Отец Алистер пропустил мои колкости мимо ушей, распорядившись:

— Соберите ваши бумажки, мы отправляемся к итальянцам. Маласпина жив, и это уже хорошо. Кстати, что вы там вытянули из милейшей леди Маргарет? Помнится, что-то о скрепленной клятве?

— Я тут вечером покопался в нашей библиотеке и разыскал весьма интересную вещь, — всегда полезно ненавязчиво обратить внимание начальства на собственные скромные достижения. — Считается, что при заключении сделки с представителем нечистой силы колдун или ведьма подписывают некий договор, причем в качестве чернил используется кровь подписывающегося, так? А вот в языческих ритуалах — да погодите кривиться, вы еще не слышали самого интересного! — существует нечто похожее, только там не подписываются, а смешивают добытую из раны кровь, и это крепче всяких печатей заверяет нерушимость какого-либо соглашения. Если же забраться в еще более отдаленные времена, то у греков ходило поверье: божество, берущее себе в слуги или доверенные лица смертного, наделяло его каплей своей крови, дающей если не бессмертие, то долголетие и здоровье. Процесс наделения отличался крайней простотой — кровушку просто-напросто смешивали с вином и пили за здоровье благодетеля.

— Панна Маргарита должна сожалеть, что сболтнула вам о ночи заключения союзов, — со смешком заметил отец Алистер. — Вы полагаете, что вчера мы стали свидетелями не только свадьбы, но и некоего сатанинского и языческого ритуала?

— Все может быть, — ушел я от прямого ответа. — Только согласитесь, весьма необычный ряд событий: приглашение инквизитора на дружескую вечеринку, яд, воздействующий только на господина кардинала, горячие и, на мой взгляд, чересчур старательные заверения делла Мирандолы в том, что мы имеем дело с приступом падучей болезни... Яблочко еще это. Вы его не потеряли?

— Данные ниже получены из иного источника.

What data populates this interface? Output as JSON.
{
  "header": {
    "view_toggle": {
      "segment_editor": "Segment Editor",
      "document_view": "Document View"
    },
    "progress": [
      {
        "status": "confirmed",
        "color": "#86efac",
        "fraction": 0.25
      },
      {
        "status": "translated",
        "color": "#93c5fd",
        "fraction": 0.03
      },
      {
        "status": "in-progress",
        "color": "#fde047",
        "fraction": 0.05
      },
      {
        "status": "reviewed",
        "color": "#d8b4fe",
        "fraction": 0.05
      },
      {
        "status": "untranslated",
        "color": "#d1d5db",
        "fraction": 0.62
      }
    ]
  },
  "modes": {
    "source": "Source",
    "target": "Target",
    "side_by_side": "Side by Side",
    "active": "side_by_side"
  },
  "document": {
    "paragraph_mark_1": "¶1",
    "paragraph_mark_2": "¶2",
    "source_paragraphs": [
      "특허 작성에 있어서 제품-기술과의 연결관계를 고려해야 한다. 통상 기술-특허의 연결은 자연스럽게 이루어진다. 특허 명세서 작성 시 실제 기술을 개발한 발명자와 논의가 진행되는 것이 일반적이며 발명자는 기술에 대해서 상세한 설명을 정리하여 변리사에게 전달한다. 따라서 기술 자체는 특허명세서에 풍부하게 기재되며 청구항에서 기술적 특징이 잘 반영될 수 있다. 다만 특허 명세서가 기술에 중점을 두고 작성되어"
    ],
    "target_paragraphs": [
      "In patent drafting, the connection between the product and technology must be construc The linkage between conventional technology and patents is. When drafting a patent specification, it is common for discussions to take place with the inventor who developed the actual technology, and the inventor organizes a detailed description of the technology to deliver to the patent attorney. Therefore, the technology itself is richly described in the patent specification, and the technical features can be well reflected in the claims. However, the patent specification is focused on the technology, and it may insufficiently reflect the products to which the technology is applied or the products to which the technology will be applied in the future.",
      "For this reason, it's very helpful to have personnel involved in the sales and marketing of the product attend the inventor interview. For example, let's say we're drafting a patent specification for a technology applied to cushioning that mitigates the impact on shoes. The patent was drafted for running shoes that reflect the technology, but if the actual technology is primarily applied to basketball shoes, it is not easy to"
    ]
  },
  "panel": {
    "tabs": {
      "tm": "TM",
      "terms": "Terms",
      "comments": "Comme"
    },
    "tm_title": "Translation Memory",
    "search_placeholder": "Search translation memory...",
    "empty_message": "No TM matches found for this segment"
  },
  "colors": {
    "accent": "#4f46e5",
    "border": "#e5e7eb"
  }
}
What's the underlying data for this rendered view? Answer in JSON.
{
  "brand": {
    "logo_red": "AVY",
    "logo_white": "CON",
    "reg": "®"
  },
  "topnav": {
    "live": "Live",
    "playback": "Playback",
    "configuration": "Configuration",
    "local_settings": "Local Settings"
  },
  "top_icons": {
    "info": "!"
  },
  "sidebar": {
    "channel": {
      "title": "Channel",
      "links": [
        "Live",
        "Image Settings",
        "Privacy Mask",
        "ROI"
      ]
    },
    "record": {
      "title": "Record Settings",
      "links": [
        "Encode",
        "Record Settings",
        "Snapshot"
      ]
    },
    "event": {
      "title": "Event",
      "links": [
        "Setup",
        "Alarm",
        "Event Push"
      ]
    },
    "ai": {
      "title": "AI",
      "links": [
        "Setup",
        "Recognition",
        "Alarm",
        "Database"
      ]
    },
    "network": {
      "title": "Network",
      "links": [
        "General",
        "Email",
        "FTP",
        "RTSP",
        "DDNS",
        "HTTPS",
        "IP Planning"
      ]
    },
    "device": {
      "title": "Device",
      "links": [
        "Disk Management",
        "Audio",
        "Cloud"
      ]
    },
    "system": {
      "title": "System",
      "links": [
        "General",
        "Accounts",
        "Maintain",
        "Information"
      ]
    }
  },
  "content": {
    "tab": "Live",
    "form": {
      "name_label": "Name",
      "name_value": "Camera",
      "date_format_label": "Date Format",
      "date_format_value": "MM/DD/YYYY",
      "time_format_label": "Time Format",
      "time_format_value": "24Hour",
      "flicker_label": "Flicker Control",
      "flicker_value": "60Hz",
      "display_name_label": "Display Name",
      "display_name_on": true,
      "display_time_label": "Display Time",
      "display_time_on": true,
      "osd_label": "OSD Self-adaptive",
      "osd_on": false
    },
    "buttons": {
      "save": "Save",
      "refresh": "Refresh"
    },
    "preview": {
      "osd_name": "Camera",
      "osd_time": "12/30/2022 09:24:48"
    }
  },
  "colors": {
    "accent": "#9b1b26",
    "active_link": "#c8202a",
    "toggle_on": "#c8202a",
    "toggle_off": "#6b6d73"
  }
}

— Не потерял, — буркнул Мак-Дафф, явно не желавший развивать тему неведомо откуда берущихся фруктов.

И мы отправились прогуляться по уже ставшей знакомой дороге — от нашей Градчанской улицы на расположенную в соседнем квартале Влашскую, в синий особняк с белыми колоннами, охраняемый золотым львом святого Марка. Сегодня там властвовали благолепие и прославленное итальянское гостеприимство, так что нам пришлось второй раз позавтракать, дабы не обидеть хозяев, а компанию нам составили его высокопреосвященство кардинал Луиджи Маласпина, отец Бенедикт с его неизменной добродушной улыбкой и ясным взором, барон Джулиано Орсини и пани Либуше, по такому случаю изо всех силенок старавшаяся подражать великосветским манерам. Господин посол, как церемонно объявил Орсини, после вчерашнего празднества пребывает в несколько... э-э... смятенном состоянии духа и тела, а посему присоединиться к нам не сможет и просит передать свои глубочайшие извинения.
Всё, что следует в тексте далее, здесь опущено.